Asian stocks fell to their lowest levels in three weeks on Tuesday as investors scaled back their expectations for U.S. interest rate cuts and awaited U.S. jobs data. The dollar and bonds steadied after a slight rise overnight, reflecting the reduced likelihood of aggressive monetary easing by the Federal Reserve.Â
The focus was on the Australian Central Bank, which was widely expected to keep rates unchanged at 1.5%, but also to signal its readiness to ease policy further if needed.
According to a report by Reuters, MSCI’s broadest index of Asia-Pacific shares outside Japan dropped 0.9% in early trading, extending its losses from the previous session. Japan’s Nikkei also slid 1% to a three-week low, dragged down by falling chipmakers.
Gold, which had soared to a record high in Asia on Monday, retreated sharply as the dollar firmed. The precious metal was last trading above $2,000 an ounce, still up more than 20% this year. Investors were cautious ahead of the U.S. job openings data, due later on Tuesday, and the broader hiring figures, due on Friday. The latter had shown signs of a slowdown in the labor market in October, raising concerns about the health of the world’s largest economy.
The Fed, which had cut rates by 25 basis points in October, had indicated that it would pause its easing cycle unless there was a material deterioration in the economic outlook.
However, some market participants had been hoping for more stimulus from the central bank, especially after a benign inflation report three weeks ago. Futures imply about 125 basis points of cuts by 2024.

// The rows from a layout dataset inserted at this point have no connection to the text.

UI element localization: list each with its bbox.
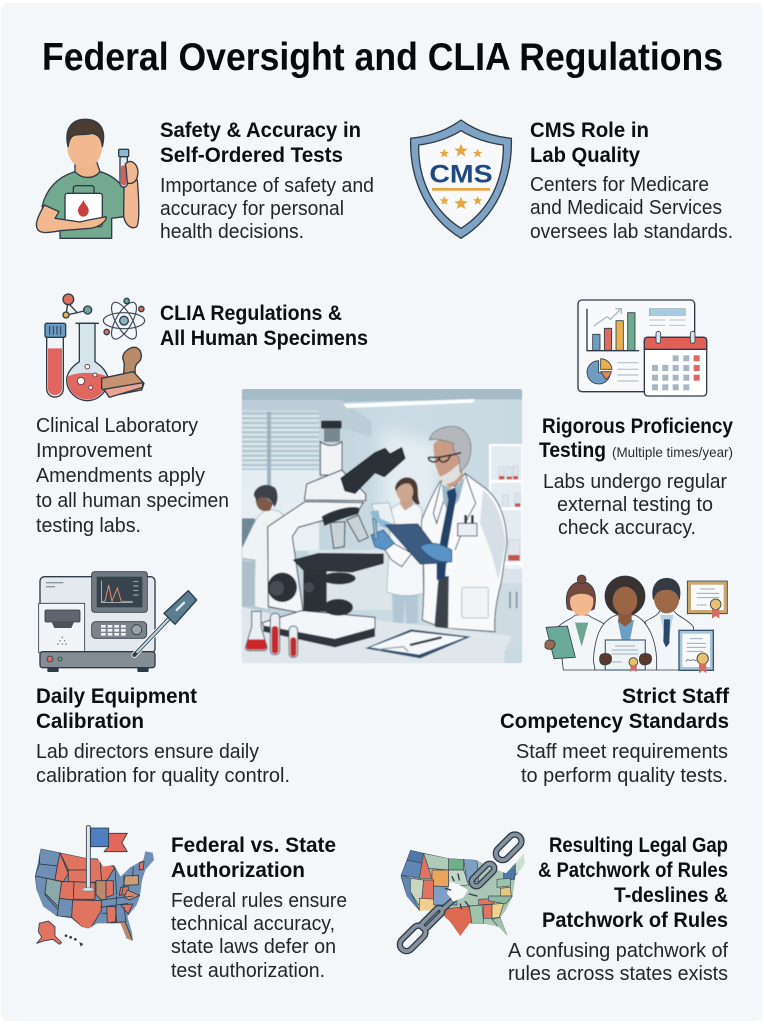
heading: legal gap: T-deslines & (614, 884, 728, 907)
text: staff description: to perform quality tests. (521, 765, 728, 787)
scientist holding clipboard (371, 426, 507, 632)
heading: CMS (530, 119, 649, 167)
text: calibration description: Lab directors ensure daily (36, 741, 259, 763)
text: CLIA description (36, 415, 229, 537)
woman at left (545, 575, 610, 670)
bench (242, 607, 512, 663)
back counter (308, 550, 392, 610)
text: safety description (160, 175, 374, 243)
heading: CMS: Lab Quality (530, 144, 640, 167)
heading: proficiency testing: Rigorous Proficiency (542, 415, 733, 438)
shelves (488, 444, 522, 609)
icon: analyzer machine and pipette (39, 572, 197, 672)
text: safety description: Importance of safety and (160, 175, 374, 197)
text: federal description: test authorization. (171, 960, 325, 982)
text: federal description: technical accuracy, (171, 913, 335, 935)
text: proficiency description: check accuracy. (558, 517, 696, 539)
text: CLIA description: Amendments apply (36, 465, 205, 487)
certificates (679, 581, 727, 673)
heading: proficiency testing: Testing (539, 439, 606, 462)
heading: federal vs state: Federal vs. State (171, 834, 336, 857)
heading: safety: Safety & Accuracy in (160, 119, 361, 142)
heading: proficiency testing (539, 415, 733, 462)
colleague with clipboard (370, 477, 423, 623)
text: CLIA description: Clinical Laboratory (36, 415, 198, 437)
text: legal gap description: A confusing patchwork of (508, 940, 728, 962)
icon: patchwork map with broken chain (397, 832, 529, 954)
heading: legal gap: Patchwork of Rules (542, 909, 728, 932)
heading: CLIA: All Human Specimens (160, 327, 368, 350)
heading: federal vs state: Authorization (171, 859, 305, 882)
text: federal description: Federal rules ensure (171, 890, 347, 912)
text: legal gap description (508, 940, 728, 985)
heading: legal gap (538, 834, 728, 932)
woman in center (593, 576, 657, 672)
text: calibration description: calibration for quality control. (36, 765, 290, 787)
heading: staff: Competency Standards (500, 710, 729, 733)
text: CMS description: and Medicaid Services (530, 197, 722, 219)
heading: calibration: Daily Equipment (36, 685, 197, 708)
panel: CLIA regulations (36, 294, 368, 537)
text: CMS description: Centers for Medicare (530, 174, 709, 196)
window with blinds (242, 411, 319, 551)
text: federal description (171, 890, 347, 982)
panel: proficiency testing (539, 300, 733, 539)
central illustration: lab scene with microscope (242, 388, 522, 663)
heading: staff: Strict Staff (622, 685, 730, 708)
heading: legal gap: Resulting Legal Gap (549, 834, 728, 857)
icon: CMS shield: CMS (429, 161, 493, 189)
flask and test tubes (246, 611, 298, 657)
heading: CMS: CMS Role in (530, 119, 649, 142)
colleague at left (242, 485, 284, 610)
text: staff description: Staff meet requirements (516, 741, 728, 763)
heading: calibration (36, 685, 197, 733)
icon: lab glassware, atom and stamp (45, 294, 145, 401)
heading: safety: Self-Ordered Tests (160, 144, 343, 167)
heading: federal vs state (171, 834, 336, 882)
microscope (262, 421, 405, 647)
ceiling and light (242, 388, 522, 520)
text: proficiency description: Labs undergo regular (543, 471, 727, 493)
text: CMS description (530, 174, 733, 243)
text: CMS description: oversees lab standards. (530, 221, 733, 243)
text: proficiency description (543, 471, 727, 539)
text: CLIA description: Improvement (36, 440, 152, 462)
text: CLIA description: to all human specimen (36, 490, 229, 512)
text: legal gap description: rules across states exists (508, 963, 728, 985)
text: calibration description (36, 741, 290, 787)
icon: US map with flag (30, 826, 160, 947)
panel: federal vs state (30, 826, 347, 982)
panel: safety and accuracy (36, 119, 374, 243)
heading: CLIA: CLIA Regulations & (160, 302, 342, 325)
text: staff description (516, 741, 728, 787)
wall background (242, 388, 522, 663)
panel: CMS role (411, 119, 733, 243)
heading: CLIA (160, 302, 368, 350)
heading: proficiency testing: (Multiple times/year) (612, 444, 733, 460)
clipboard on bench (365, 629, 471, 658)
man at right (645, 578, 695, 670)
icon: person with test tube and kit (36, 119, 139, 238)
text: safety description: health decisions. (160, 221, 304, 243)
heading: safety (160, 119, 361, 167)
text: proficiency description: external testing to (557, 494, 713, 516)
icon: CMS shield (411, 120, 511, 238)
text: safety description: accuracy for personal (160, 198, 344, 220)
panel: staff competency (500, 575, 730, 787)
heading: staff (500, 685, 730, 733)
panel: legal gap and patchwork (397, 832, 728, 985)
text: federal description: state laws defer on (171, 936, 336, 958)
text: CLIA description: testing labs. (36, 515, 141, 537)
heading: calibration: Calibration (36, 710, 144, 733)
icon: staff with certificates (545, 575, 727, 673)
panel: equipment calibration (36, 572, 290, 787)
icon: chart report and calendar (578, 300, 707, 396)
heading: legal gap: & Patchwork of Rules (538, 859, 728, 882)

ANZ analysts said in a note that the market had embraced the recent improvement in inflation and softer October labor market data, but warned that the Fed would likely maintain a hawkish stance.
“We therefore expect that the Fed, while encouraged by recent inflation improvements, will continue to adopt a hawkish policy stance,” they said.
Hong Kong shares led the declines in Asia, falling to a fresh one-year low amid ongoing political unrest and economic woes. The Hang Seng index slumped to 16,470, below its pre-Asian financial crisis high and down almost 17% in a year when global stocks are up 15%.
In currency markets, the dollar, which had suffered its sharpest monthly decline in a year in November, rose slightly overnight. The euro was steady at $1.0837, just above its 200-day moving average. The Australian and New Zealand dollars pulled back from multi-month highs on Monday.
The Aussie was last at $0.6612 ahead of the interest rate decision. The market was looking for any clues on the central bank’s outlook and guidance after it had hinted at further easing at its last meeting.
Despite the gloomy mood in the markets, some analysts remained optimistic about the prospects for a trade deal between the U.S. and China, which could boost global growth and sentiment.
“We still think a phase one deal will be reached before the December 15 tariff deadline,” said ING economists in a note. “This should help improve business confidence and provide some support to trade and manufacturing activity in 2024.”